Assigning selection grades
Evaluating goats for market grade and readiness is a critical skill for a meat goat farmer.   There are three USDA selection grades for live goats.  These grades are supposed to be based on the meat type conformation of the goat (how thickly muscled is it regardless of fat cover).  Selection 1 goats should have a pronounced bulging to the outside hindleg, a full, rounded backstrip and a moderately thick outside shoulder.  Selection 2 goats have moderate meat conformation while Selection 3 have inferior conformation. 

Selection Grade 1

Selection Grade 2

Selection Grade 3

Some buyers will also put in a 4th grade for very unhealthy goats. Utility or "cull" goats are goats that are being culled for a serious unsoundness or appear very unthrifty.

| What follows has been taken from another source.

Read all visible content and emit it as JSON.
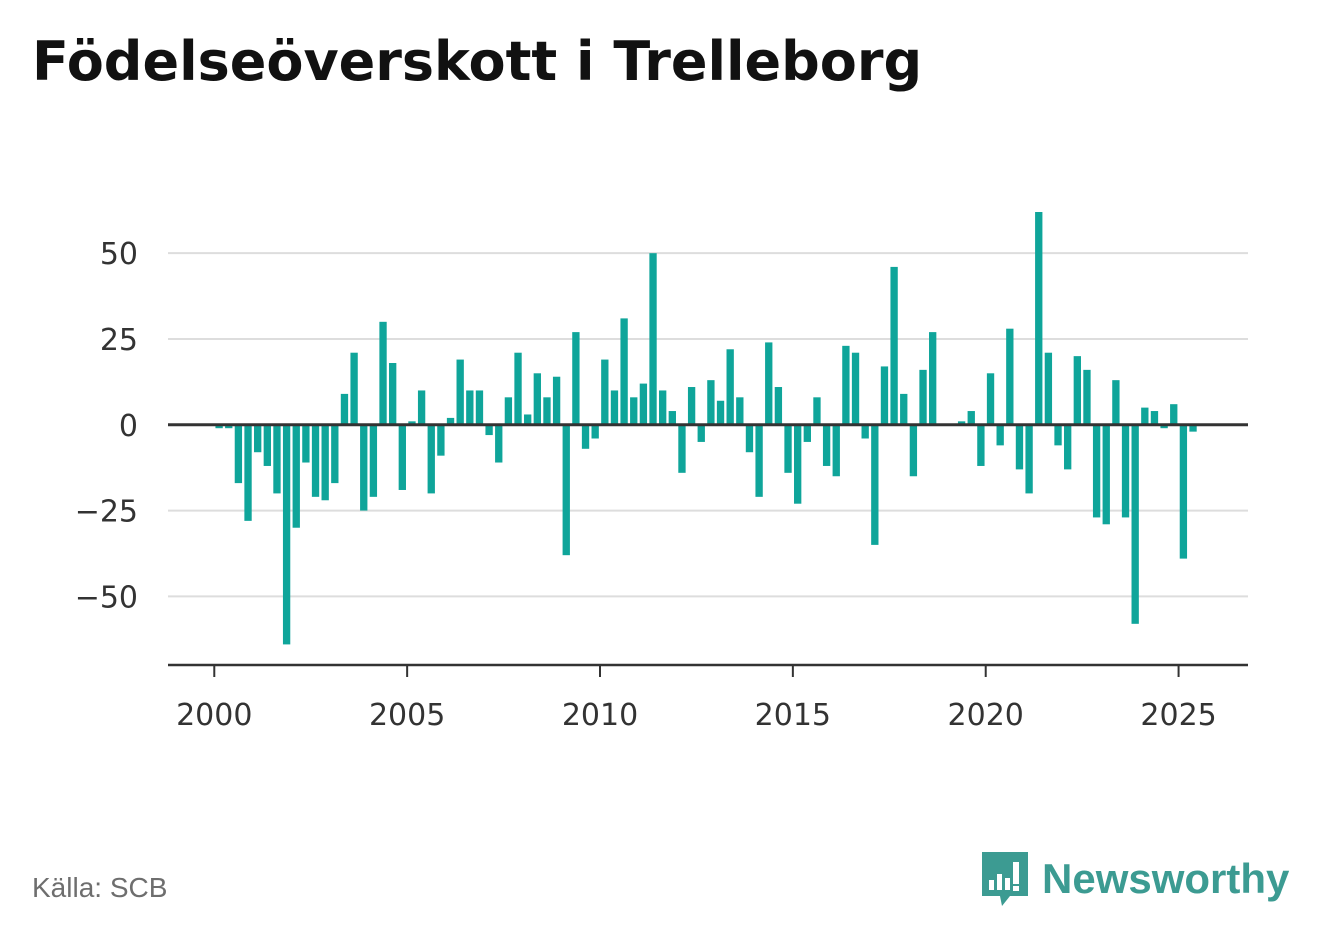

It is difficult for weaned market kids from dairy goat breeds originating in the Alps to grade Selection 1 because their muscles tend to be very long and lean in appearance.  Some Nubian, La Mancha and Kiko kids show more bulge to their muscles while Boer X kids and certain strains of myotonic goats such as the Tennessee Meat Goat have more potential to reach Selection 1.  However, management and health are major influences on selection grade.  Also, even though fat covering is not supposed to be a consideration, muscles with some fat covering tend to look thicker.  Selection grades do not always go side by side with customer preferencesJust because a goat is Selection 1 does not mean it will be the optimum goat for a specific market.  The customer's desires with regard for age, sex, carcass weight, and fat covering must be met.   

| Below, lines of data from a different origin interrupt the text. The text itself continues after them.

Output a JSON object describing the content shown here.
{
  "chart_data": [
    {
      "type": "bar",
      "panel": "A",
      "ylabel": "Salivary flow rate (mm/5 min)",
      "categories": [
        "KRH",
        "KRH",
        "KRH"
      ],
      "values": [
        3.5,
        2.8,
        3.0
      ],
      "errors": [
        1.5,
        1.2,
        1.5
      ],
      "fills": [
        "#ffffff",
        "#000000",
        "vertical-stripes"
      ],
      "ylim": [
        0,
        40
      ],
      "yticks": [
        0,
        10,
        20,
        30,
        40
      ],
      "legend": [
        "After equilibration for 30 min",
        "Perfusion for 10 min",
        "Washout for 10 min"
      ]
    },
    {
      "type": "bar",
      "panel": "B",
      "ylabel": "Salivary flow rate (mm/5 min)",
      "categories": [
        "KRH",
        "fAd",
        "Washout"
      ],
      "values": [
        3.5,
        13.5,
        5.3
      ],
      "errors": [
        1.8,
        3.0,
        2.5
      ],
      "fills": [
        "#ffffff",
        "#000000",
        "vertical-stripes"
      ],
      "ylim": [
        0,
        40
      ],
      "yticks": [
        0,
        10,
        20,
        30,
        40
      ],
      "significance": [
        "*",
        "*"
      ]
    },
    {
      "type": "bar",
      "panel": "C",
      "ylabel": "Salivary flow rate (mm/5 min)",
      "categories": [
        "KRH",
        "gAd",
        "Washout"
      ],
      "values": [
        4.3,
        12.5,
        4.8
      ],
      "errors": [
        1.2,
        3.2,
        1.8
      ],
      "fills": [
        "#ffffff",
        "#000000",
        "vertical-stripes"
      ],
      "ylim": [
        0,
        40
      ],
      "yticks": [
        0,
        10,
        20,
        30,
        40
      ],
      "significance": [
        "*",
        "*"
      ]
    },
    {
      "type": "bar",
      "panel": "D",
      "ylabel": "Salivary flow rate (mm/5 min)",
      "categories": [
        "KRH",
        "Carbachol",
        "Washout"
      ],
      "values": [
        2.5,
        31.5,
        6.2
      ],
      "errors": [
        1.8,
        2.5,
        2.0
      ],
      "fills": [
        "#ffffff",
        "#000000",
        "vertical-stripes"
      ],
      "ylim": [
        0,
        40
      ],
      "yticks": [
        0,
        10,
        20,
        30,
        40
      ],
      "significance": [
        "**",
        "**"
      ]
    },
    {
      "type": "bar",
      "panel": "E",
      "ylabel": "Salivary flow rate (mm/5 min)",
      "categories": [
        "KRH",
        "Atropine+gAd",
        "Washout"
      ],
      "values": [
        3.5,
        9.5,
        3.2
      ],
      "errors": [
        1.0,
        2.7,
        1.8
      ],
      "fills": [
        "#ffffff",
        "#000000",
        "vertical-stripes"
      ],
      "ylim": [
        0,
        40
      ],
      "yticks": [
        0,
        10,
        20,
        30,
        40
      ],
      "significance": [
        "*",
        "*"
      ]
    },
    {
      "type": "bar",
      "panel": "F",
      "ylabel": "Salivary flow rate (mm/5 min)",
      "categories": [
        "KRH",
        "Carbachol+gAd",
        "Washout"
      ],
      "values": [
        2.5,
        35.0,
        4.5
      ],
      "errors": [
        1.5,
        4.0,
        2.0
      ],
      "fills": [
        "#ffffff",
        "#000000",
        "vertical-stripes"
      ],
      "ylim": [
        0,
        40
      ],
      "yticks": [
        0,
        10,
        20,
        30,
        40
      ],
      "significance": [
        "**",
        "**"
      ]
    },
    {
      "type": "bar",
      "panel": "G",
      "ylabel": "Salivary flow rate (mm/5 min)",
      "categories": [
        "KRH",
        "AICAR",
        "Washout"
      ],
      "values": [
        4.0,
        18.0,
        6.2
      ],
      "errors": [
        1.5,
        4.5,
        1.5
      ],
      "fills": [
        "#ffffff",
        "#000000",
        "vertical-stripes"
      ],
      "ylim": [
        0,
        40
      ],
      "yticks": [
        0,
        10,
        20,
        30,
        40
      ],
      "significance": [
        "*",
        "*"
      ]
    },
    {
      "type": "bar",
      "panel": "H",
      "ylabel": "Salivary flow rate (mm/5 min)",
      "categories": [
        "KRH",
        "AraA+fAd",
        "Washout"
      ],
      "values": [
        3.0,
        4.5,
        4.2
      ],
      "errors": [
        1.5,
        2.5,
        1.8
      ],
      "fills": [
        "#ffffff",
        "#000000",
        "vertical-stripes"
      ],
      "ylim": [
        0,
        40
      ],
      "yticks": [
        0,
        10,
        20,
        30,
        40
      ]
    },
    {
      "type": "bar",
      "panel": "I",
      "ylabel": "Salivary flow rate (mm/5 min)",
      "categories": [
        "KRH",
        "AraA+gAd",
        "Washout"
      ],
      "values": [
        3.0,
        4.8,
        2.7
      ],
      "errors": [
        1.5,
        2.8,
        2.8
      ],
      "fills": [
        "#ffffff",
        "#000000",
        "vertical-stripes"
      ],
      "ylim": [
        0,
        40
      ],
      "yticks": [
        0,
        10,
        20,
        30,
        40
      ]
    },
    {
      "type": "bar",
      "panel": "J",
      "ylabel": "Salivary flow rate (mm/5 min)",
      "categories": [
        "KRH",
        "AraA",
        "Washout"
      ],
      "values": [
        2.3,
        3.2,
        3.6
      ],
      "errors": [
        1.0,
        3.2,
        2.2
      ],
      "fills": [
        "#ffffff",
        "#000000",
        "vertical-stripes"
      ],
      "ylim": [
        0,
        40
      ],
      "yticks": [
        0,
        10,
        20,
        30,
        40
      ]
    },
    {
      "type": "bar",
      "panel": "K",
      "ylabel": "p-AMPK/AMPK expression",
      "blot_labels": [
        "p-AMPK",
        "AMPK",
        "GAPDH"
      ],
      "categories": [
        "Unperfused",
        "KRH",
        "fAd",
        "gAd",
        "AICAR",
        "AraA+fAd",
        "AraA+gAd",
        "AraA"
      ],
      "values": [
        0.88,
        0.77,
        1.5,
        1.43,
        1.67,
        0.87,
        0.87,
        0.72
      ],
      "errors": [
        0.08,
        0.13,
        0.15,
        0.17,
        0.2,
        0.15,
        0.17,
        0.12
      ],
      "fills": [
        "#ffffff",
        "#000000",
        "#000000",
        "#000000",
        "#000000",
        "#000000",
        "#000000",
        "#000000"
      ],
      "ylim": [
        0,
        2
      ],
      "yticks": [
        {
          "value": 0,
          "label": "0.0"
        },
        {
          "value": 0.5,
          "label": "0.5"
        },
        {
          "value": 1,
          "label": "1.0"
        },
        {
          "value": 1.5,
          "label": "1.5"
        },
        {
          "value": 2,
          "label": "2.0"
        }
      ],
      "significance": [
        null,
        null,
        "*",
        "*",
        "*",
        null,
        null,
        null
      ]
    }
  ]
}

Determining market readiness
You always need to consider the special needs of the marketing channel you are working with when determining whether your kids are "market ready".  Even though selection grades are supposed to be scored without consideration of fat cover, you may find that body condition (fat covering) influences your decision on whether your kids are ready for your market.  

In the example below, both Boer X market kids may qualify as Selection 1.  However, the kid in the top row has little or no surplus fat.  He may be "market ready" if you are being paid by live weight and he was cheaper to raise than the more finished kid below.  This is especially true if he is being slaughtered on-farm or at a live animal market by ethnic customers who want no excess fat and plan to consume the meat without sudden chilling of the carcass. 

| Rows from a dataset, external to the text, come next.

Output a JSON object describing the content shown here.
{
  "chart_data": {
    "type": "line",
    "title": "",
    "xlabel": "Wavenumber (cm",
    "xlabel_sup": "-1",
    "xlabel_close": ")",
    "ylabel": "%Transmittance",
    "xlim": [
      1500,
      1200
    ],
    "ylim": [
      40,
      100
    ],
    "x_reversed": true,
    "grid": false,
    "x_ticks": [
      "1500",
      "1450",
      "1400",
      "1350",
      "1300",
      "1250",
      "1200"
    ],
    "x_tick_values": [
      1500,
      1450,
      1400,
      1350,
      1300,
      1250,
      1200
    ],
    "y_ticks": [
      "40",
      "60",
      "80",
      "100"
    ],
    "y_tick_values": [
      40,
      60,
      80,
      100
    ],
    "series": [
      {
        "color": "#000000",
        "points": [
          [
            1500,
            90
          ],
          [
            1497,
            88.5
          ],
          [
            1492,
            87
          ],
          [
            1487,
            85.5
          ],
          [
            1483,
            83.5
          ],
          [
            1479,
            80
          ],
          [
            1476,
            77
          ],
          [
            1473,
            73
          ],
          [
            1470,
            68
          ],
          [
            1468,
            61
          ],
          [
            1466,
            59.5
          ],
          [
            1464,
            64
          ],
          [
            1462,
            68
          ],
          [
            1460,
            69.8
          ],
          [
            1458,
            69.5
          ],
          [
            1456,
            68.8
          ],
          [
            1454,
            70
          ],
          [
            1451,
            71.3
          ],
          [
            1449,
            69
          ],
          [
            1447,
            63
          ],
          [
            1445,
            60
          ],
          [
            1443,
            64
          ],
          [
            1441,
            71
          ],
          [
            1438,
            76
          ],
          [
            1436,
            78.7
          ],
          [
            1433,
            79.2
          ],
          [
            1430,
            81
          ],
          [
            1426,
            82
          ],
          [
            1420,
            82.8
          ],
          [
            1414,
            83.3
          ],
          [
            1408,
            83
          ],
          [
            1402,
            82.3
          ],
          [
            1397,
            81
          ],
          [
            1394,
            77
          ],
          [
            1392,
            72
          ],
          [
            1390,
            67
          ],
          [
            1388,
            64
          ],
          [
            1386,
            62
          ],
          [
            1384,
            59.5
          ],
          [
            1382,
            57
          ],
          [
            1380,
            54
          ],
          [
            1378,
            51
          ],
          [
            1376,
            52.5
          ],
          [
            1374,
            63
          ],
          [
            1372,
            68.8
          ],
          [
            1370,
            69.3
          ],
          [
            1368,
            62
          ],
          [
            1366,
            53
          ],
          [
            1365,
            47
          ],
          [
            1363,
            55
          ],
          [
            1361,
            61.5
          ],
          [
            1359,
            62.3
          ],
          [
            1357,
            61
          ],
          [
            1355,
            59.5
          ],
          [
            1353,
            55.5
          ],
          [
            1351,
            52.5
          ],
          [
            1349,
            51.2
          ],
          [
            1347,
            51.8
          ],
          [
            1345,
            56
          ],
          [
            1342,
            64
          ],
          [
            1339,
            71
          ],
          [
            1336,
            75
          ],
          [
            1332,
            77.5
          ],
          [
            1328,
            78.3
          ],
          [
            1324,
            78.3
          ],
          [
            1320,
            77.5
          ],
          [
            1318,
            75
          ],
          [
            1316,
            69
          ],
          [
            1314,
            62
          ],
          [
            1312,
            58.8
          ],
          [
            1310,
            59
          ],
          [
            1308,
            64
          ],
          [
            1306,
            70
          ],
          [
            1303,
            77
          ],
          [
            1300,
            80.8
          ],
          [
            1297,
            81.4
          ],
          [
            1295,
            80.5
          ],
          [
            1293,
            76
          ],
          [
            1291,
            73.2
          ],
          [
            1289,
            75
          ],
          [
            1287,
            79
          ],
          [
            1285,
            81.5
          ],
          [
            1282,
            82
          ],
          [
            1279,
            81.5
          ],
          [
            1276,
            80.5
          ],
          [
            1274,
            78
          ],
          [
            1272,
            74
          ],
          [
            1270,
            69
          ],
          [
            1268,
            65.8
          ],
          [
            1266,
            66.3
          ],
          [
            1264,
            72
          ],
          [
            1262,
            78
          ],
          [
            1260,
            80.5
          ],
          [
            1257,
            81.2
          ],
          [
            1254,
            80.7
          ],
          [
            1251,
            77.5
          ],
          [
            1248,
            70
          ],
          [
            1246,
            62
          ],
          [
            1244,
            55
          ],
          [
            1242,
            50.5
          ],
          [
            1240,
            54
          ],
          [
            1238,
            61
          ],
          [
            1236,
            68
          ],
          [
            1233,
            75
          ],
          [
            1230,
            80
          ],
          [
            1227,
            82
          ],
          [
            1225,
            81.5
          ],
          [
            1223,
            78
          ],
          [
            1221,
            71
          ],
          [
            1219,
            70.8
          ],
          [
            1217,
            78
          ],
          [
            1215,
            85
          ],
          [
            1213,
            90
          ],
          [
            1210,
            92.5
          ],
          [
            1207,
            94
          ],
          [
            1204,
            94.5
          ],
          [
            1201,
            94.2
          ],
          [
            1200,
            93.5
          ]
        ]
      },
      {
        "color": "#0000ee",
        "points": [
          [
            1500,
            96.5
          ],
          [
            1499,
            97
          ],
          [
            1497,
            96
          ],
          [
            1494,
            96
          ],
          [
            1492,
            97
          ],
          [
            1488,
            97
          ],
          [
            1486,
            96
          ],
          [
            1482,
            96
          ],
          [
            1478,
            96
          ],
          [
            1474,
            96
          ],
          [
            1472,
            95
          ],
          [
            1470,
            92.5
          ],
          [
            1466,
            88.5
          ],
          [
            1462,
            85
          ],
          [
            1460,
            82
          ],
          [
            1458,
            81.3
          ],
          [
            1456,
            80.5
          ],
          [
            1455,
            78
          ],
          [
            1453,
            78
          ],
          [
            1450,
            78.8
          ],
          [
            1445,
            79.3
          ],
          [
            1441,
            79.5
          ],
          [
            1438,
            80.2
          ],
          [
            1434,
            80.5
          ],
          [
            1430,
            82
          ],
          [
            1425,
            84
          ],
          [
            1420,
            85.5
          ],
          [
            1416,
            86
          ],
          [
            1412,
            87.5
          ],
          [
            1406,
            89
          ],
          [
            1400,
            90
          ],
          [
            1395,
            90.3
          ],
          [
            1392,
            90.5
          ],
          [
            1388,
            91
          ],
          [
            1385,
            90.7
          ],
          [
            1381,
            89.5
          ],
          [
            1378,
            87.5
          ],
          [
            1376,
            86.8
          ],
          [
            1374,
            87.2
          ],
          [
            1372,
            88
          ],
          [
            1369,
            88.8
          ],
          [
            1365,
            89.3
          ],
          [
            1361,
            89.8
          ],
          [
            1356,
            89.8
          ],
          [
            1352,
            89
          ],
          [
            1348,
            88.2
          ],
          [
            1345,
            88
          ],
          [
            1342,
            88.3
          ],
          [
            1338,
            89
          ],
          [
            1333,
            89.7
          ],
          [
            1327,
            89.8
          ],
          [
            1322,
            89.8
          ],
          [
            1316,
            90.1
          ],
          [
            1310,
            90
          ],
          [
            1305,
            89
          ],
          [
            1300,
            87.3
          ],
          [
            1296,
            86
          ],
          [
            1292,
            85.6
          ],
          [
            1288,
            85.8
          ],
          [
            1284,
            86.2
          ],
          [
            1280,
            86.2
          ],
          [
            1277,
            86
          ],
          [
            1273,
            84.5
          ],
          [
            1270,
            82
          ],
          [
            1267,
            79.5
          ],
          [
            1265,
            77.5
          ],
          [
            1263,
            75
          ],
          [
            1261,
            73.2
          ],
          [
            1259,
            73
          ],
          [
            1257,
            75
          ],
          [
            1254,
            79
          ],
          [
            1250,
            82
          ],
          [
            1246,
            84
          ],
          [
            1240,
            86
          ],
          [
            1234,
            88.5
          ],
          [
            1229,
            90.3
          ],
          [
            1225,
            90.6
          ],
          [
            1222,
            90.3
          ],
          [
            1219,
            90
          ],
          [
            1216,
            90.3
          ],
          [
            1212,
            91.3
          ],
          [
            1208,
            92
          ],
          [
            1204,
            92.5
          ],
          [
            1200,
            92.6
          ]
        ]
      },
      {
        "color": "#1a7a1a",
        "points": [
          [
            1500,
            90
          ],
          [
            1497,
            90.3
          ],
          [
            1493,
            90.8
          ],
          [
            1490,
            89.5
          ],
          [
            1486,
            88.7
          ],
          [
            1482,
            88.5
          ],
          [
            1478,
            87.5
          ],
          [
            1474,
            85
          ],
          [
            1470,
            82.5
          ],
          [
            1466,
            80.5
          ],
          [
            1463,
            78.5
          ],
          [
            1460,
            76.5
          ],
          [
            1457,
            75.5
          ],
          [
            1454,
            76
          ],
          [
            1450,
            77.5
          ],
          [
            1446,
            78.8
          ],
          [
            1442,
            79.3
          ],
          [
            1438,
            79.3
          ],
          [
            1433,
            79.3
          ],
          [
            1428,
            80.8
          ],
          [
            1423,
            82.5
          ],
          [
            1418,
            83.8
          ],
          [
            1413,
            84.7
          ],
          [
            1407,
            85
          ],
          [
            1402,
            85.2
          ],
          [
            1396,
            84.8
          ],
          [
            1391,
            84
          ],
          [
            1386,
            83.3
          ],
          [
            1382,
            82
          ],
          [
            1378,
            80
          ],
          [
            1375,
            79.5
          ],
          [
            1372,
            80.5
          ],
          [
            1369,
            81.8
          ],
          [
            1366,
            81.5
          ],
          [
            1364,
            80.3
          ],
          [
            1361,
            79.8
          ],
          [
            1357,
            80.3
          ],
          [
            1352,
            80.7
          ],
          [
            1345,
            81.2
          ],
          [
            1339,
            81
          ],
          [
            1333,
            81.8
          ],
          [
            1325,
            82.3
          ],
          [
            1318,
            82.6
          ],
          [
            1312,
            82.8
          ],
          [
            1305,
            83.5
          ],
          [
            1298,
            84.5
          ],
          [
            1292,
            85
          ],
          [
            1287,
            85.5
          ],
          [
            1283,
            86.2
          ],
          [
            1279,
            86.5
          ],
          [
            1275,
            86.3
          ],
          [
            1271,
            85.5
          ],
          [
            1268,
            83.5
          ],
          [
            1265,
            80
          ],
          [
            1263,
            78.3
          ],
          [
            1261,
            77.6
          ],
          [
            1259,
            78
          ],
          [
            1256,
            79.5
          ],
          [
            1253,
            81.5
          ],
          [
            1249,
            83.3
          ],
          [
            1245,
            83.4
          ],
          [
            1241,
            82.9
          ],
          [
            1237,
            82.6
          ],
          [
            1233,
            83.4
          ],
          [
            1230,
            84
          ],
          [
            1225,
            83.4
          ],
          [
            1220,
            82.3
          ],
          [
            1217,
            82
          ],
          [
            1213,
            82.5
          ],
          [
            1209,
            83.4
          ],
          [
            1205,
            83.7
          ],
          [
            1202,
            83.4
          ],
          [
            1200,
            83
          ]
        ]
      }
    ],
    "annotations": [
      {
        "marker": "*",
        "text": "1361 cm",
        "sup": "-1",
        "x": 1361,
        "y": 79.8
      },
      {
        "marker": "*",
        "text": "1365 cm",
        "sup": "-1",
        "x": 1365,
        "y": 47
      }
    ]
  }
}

However, he has two disadvantages compared to the goat in the bottom row if you are paid by his hanging carcass weight rather than by live weight and if he is to be slaughtered and chilled at a conventional slaughterhouse for sale to a restaurant or retail outlet.  First, his dressing percentage and hence his carcass weight and the price you received would have been better if you had let him fatten a few more weeks.  Secondly, his carcass (despite having as much muscle or more than the other kid) lacks almost any protective fat covering.  It will chill rapidly when put in the cooler and be highly susceptible to cold shock.  Cold shock (contraction or shortening of the muscles from rapid chilling) may toughen his meat.

His readiness for market depends on which of these channels you have targeted.   He may be perfect if your buyer is a live animal market worried about quick weight losses on fatter kids once they are purchased live and held for slaughter until the perfect direct consumer comes along.  However, this kid is probably being slaughtered a little prematurely if your buyer plans to butcher him immediately and sell the chilled carcass to a restaurant chef putting a top priority on tenderness.  In contrast, the bottom kid is probably less optimal for the first market but excellent for the second.